Concept
Hibernate is easiest to learn when each claim becomes a tiny proof. Phase 2B maps entities onto the already-owned SQL model, then uses tests to show transient, managed, detached, removed, dirty-checking, lazy-loading, transaction, and equality behavior.
Task
- Add JPA entities for cinemas, screens, movies, and showtimes.
- Keep the database schema under Flyway; do not use ddl-auto as a schema authoring tool.
- Write educational tests for entity states, persistence context identity, dirty checking, lazy boundaries, and equality consequences.
- Capture an annotated SQL-log transcript for the article.
Run
./gradlew dockerTest --tests "*HibernateMentalModelEducationalTest"Expected Result
- The educational test suite names each Hibernate behavior.
- The transcript explains emitted SQL instead of dumping logs without interpretation.
Common Traps
- Letting Hibernate generate the schema after Phase 2A proved the invariants in SQL.
- Equating lazy loading with performance without naming the transaction boundary.
- Writing exact query-count assertions in tests that are meant to teach behavior.
Hint Ladder
Hint 1
Start with the persistence context.

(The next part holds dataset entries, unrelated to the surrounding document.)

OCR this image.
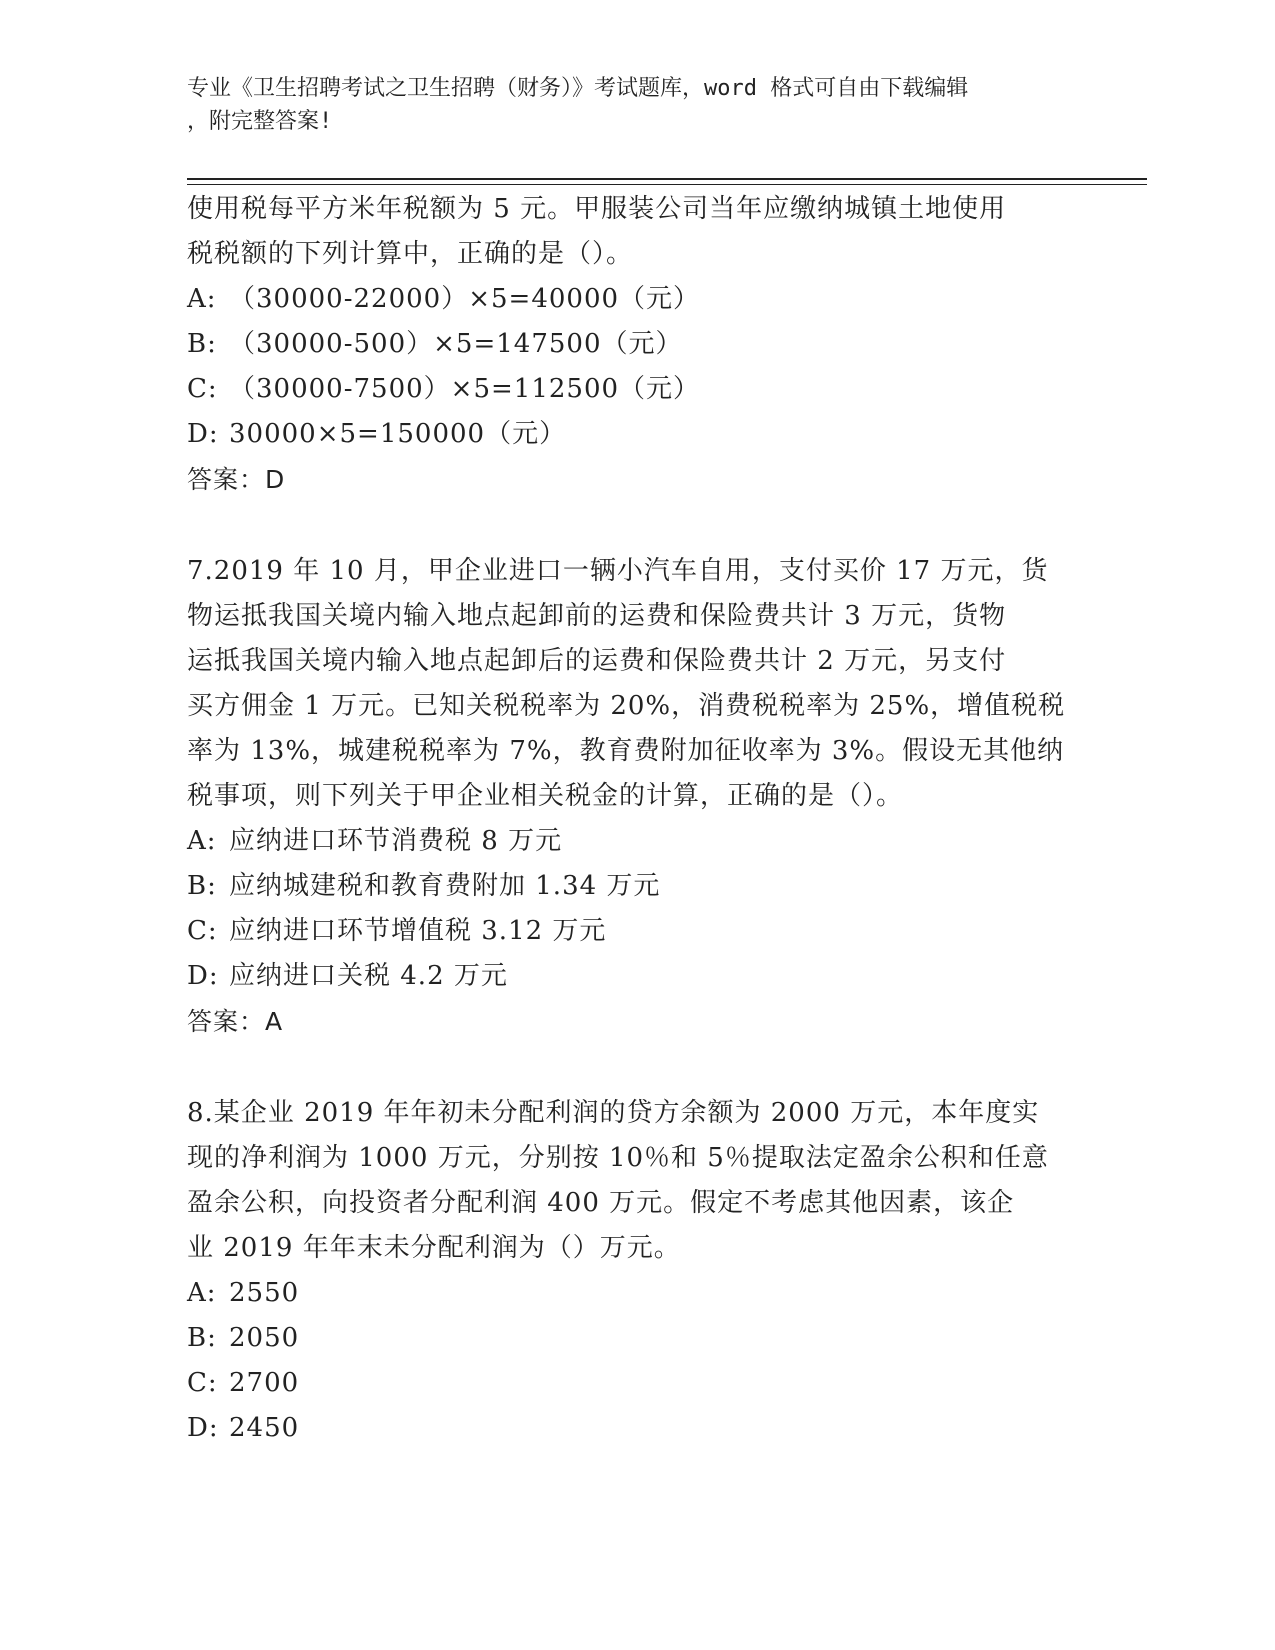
专业《卫生招聘考试之卫生招聘（财务）》考试题库，word 格式可自由下载编辑
，附完整答案!
使用税每平方米年税额为 5 元。甲服装公司当年应缴纳城镇土地使用
税税额的下列计算中，正确的是（）。
A: （30000-22000）×5=40000（元）
B: （30000-500）×5=147500（元）
C: （30000-7500）×5=112500（元）
D: 30000×5=150000（元）
答案：D
7.2019 年 10 月，甲企业进口一辆小汽车自用，支付买价 17 万元，货
物运抵我国关境内输入地点起卸前的运费和保险费共计 3 万元，货物
运抵我国关境内输入地点起卸后的运费和保险费共计 2 万元，另支付
买方佣金 1 万元。已知关税税率为 20%，消费税税率为 25%，增值税税
率为 13%，城建税税率为 7%，教育费附加征收率为 3%。假设无其他纳
税事项，则下列关于甲企业相关税金的计算，正确的是（）。
A: 应纳进口环节消费税 8 万元
B: 应纳城建税和教育费附加 1.34 万元
C: 应纳进口环节增值税 3.12 万元
D: 应纳进口关税 4.2 万元
答案：A
8.某企业 2019 年年初未分配利润的贷方余额为 2000 万元，本年度实
现的净利润为 1000 万元，分别按 10％和 5％提取法定盈余公积和任意
盈余公积，向投资者分配利润 400 万元。假定不考虑其他因素，该企
业 2019 年年末未分配利润为（）万元。
A: 2550
B: 2050
C: 2700
D: 2450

Most Hibernate surprises flow from identity and unit-of-work rules.
Hint 2
A lazy exception is useful here because it pins the boundary learners need to recognize.
Hint 3
Entity equals/hashCode is a Java collection story as much as a database story.
Solution
See HibernateMentalModelEducationalTest.java and phase-2b-hibernate-sql-log.txt.
Boot 3 to 4 Delta
Boot 4 does not remove the core JPA mental model. The useful delta is dependency shape and Jakarta-era package names; the persistence-context rules remain the lesson.